PERP moins pires que la majorité (<1% frais annuel):

  • Conservateur Helios Séléction Perp : 0,08% par mois et arbitrages payants
  • Apicil Perspectives Génération : 4,5% de frais entrée et 0,96% de frais Uc annuels, mais bon fonds euros à 3,94% en 2011 ! 1 seul arbitrage gratuit, ensuite 0,60%. 3% de frais de rente

 

Conclusion

Mieux vaut une bonne assurance-vie plutôt qu’un PERP  ou compte titre pour placer de l’argent pour la retraite. Pour 100 euros investis et après 30 ans:

  • Le Compte titre n’en donne que 217 et il est donc à bannir
  • L’assurance vie donne 285 euros (au pire,sans compter qu’une partie peut être taxée à 0% en sortie)
  • Le PERP est théoriquement  le meilleur mais le surcroit de frais diminue son rendement. Même avec le très bon APERF Avenir, on finit à 285.65 après frais, soit pareil qu’avec une assurance vie mais avec le blocage de l’argent jusqu’à la retraite !

Dans deux cas cependant, l’AV peut être surpassée :

  • Pour un jeune investisseur qui suit une stratégie valeur de type Piotroski ou dividences, le compte titre est adapté
  • Pour une personne à 5-7 ans de la retraite, qui sait que son TMI sera égal ou inférieur, le PERP peut permettre de différer l’impôt.

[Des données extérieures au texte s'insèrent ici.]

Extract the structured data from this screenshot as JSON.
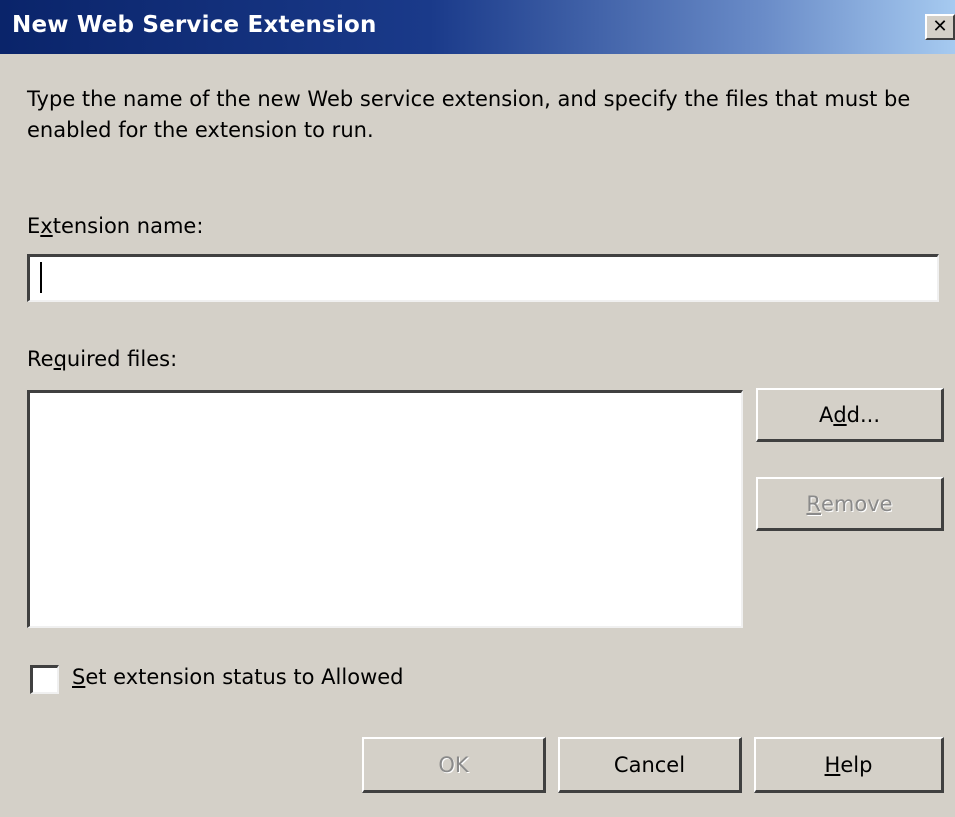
{
  "window": {
    "title": "New Web Service Extension",
    "close_glyph": "✕"
  },
  "instructions": "Type the name of the new Web service extension, and specify the files that must be enabled for the extension to run.",
  "extension_name": {
    "label_pre": "E",
    "label_accel": "x",
    "label_post": "tension name:",
    "value": ""
  },
  "required_files": {
    "label_pre": "Re",
    "label_accel": "q",
    "label_post": "uired files:",
    "items": []
  },
  "buttons": {
    "add_pre": "A",
    "add_accel": "d",
    "add_post": "d...",
    "remove_pre": "",
    "remove_accel": "R",
    "remove_post": "emove",
    "ok": "OK",
    "cancel": "Cancel",
    "help_pre": "",
    "help_accel": "H",
    "help_post": "elp"
  },
  "status_checkbox": {
    "label_pre": "",
    "label_accel": "S",
    "label_post": "et extension status to Allowed",
    "checked": false
  },
  "colors": {
    "dialog_bg": "#d4d0c8",
    "titlebar_start": "#0a246a",
    "titlebar_end": "#a6caf0",
    "disabled_text": "#8a8a8a"
  },
  "icons": {
    "close": "close-icon"
  }
}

Le faible nombre d’années empêchera les frais de manger tout l’avantage fiscal. Mais le calcul est à faire

3 thoughts on “PERP : que faut-il en penser ?”

  1. Bonsoir,
    « Au final, l’épargnant a 429 euros. En admettant que le TMI reste à 30%, l’état récupère 129 euros. » A mon avis vous oubliez la CSG-CRDS qui a un bel impact.